Visual imagery of a business card can be used by the system to generate an electronic version of the information in the card for insertion into the client device contacts database or for storage on the system server. In addition, information services such as driving directions to the addresses in the business card may also be provided.
According to some embodiments, computer system 1300 performs specific operations by processor 1304 executing one or more sequences of one or more instructions stored in system memory 1306. Such instructions may be read into system memory 1306 from another computer readable medium, such as static storage device 1308 or disk drive 13 10. In some embodiments, hard-wired circuitry may be used in place of or in combination with software instructions to implement the system.
The term “computer readable medium” refers to any medium that participates in providing instructions to processor 1304 for execution. Such a medium may take many forms, including but not limited to, nonvolatile media, volatile media, and transmission media. Nonvolatile media includes, for example, optical or magnetic disks, such as disk drive 1310. Volatile media includes dynamic memory, such as system memory 1306. Transmission media includes coaxial cables, copper wire, and fiber optics, including wires that comprise bus 1302. Transmission media may also take the form of acoustic or light waves, such as those generated during radio wave and infrared data communications.
Common forms of computer readable media includes, for example, floppy disk, flexible disk, hard disk, magnetic tape, any other magnetic medium, CD-ROM, any other optical medium, punch cards, paper tape, any other physical medium with patterns of holes, RAM, PROM, EPROM, FLASH-EPROM, any other memory chip or cartridge, carrier wave, or any other medium from which a computer may read.
In some embodiments, execution of the sequences of instructions to practice the system is performed by a single computer system 1300. According to some embodiments, two or more computer systems 1300 coupled by communication link 1320 (e.g., LAN, PSTN, or wireless network) may perform the sequence of instructions to practice the system in coordination with one another.

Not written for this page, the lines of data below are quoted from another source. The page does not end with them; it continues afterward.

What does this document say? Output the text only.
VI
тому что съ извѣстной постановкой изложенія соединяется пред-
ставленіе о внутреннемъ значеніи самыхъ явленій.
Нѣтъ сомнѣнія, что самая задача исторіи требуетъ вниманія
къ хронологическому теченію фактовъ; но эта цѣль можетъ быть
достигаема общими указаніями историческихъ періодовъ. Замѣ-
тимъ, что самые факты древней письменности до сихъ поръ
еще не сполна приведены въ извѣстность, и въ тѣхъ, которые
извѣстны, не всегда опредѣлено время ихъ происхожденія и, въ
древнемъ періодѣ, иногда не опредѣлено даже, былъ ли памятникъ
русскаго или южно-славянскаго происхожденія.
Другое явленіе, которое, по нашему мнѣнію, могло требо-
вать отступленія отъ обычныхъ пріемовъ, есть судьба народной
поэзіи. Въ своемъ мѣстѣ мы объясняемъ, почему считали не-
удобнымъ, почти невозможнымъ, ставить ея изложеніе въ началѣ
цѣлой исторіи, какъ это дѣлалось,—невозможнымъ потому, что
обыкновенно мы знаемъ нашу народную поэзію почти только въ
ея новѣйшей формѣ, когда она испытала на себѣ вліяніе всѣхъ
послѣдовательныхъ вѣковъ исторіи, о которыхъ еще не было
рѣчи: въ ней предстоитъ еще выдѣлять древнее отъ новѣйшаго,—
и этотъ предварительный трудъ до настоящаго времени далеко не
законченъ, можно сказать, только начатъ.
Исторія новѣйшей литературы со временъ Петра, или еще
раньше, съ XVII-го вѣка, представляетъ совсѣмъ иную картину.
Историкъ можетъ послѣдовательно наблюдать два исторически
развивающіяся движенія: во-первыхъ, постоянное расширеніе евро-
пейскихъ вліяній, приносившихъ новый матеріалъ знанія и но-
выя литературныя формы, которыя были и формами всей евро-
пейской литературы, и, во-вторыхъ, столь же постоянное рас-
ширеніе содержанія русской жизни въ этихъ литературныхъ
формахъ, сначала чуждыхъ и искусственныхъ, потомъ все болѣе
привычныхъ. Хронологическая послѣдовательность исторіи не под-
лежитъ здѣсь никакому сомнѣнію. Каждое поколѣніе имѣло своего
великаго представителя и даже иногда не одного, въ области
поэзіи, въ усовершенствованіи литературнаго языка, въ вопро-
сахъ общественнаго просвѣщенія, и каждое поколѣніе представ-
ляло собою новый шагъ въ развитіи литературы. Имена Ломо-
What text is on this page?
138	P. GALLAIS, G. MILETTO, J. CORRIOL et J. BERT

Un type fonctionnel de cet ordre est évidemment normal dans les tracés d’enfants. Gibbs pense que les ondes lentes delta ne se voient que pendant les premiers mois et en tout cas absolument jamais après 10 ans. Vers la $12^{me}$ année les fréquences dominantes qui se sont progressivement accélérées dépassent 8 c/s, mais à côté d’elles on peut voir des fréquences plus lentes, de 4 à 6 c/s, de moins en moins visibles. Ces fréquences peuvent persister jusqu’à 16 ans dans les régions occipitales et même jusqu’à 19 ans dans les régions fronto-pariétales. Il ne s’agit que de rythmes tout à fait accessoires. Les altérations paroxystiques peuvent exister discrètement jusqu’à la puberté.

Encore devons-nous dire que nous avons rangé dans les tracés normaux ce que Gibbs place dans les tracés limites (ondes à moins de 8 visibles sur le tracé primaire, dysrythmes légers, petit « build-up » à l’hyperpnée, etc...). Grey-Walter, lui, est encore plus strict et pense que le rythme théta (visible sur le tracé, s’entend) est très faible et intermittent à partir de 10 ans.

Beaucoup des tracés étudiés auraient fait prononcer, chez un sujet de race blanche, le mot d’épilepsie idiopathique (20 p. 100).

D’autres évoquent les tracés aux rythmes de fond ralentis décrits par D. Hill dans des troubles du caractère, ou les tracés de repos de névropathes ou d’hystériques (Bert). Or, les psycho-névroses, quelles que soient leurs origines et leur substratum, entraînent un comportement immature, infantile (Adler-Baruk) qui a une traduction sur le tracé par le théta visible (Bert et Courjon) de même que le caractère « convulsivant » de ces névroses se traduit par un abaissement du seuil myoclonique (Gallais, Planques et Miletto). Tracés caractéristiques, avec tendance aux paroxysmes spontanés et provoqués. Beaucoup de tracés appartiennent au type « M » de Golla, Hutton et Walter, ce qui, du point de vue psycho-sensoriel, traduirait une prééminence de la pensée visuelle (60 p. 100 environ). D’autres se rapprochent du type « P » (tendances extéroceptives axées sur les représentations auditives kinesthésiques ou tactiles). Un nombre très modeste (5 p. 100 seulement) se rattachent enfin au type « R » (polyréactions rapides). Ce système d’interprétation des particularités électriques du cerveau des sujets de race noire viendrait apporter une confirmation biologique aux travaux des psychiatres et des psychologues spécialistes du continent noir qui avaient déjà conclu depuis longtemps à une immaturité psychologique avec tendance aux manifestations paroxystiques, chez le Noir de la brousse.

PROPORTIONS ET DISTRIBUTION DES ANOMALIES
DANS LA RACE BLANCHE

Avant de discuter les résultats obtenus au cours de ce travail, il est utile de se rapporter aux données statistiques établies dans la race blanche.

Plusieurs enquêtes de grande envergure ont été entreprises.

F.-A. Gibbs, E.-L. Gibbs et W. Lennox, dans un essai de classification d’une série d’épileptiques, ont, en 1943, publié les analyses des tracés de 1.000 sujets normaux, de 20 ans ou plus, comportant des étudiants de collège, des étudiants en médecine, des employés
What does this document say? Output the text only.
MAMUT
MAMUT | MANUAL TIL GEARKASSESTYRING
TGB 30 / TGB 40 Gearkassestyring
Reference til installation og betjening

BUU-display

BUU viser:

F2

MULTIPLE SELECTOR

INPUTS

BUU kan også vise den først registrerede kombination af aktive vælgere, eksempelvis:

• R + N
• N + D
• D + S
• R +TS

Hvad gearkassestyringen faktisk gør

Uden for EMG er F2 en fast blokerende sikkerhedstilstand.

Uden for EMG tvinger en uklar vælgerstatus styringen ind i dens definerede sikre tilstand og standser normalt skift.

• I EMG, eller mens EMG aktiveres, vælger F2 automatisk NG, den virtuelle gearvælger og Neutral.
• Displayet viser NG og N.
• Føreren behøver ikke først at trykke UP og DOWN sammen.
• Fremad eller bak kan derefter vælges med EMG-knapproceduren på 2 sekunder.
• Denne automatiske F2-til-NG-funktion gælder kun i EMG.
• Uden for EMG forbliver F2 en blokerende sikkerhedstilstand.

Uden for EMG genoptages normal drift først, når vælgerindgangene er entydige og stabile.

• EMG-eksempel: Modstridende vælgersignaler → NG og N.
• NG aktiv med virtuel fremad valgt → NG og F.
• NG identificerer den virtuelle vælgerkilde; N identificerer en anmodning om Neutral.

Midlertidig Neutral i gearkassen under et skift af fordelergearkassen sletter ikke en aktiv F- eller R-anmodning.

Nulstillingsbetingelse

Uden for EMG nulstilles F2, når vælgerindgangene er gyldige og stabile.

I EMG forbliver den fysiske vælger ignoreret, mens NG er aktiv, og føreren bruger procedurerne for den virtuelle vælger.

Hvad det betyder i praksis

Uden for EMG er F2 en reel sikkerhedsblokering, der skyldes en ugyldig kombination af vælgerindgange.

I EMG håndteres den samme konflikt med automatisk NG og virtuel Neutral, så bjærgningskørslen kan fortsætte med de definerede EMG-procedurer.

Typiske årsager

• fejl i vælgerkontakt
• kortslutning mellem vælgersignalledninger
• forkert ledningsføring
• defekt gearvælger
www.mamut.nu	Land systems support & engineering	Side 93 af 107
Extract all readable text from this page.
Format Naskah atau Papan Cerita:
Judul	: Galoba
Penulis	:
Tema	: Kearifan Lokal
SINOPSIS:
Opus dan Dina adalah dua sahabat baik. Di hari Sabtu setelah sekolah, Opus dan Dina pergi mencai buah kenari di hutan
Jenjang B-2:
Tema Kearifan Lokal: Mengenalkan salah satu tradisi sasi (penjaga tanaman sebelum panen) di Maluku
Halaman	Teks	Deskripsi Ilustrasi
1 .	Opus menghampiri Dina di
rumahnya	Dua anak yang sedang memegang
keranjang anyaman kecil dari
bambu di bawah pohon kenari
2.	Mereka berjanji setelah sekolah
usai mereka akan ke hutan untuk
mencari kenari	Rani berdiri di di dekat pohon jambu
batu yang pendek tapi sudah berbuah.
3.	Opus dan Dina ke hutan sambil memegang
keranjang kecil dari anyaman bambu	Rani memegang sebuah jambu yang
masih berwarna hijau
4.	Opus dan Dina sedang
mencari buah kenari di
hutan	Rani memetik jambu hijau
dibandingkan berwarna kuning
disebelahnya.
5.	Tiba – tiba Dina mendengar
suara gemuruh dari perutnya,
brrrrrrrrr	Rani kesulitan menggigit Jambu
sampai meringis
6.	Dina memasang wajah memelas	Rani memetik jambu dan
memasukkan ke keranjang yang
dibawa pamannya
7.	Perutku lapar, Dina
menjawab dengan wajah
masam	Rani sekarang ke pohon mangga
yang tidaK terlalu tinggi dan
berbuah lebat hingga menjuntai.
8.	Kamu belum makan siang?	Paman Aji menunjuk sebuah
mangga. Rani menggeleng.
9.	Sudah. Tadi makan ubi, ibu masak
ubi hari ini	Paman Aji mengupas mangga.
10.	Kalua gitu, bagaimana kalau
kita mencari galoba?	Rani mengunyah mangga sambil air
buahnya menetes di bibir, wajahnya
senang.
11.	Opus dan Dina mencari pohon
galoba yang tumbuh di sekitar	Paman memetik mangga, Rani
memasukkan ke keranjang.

Computer system 1300 may transmit and receive messages, data, and instructions, including program, i.e., application code, through communication link 1320 and communication interface 1312. Received program code may be executed by processor 1304 as it is received, and/or stored in disk drive 1310, or other nonvolatile storage for later execution.
This description of the invention has been presented for the purposes of illustration and description. It is not intended to be exhaustive or to limit the invention to the precise form described, and many modifications and variations are possible in light of the teaching above. The embodiments were chosen and described in order to best explain the principles of the invention and its practical applications. This description will enable others skilled in the art to best utilize and practice the invention in various embodiments and with various modifications as are suited to a particular use. The scope of the invention is defined by the following claims.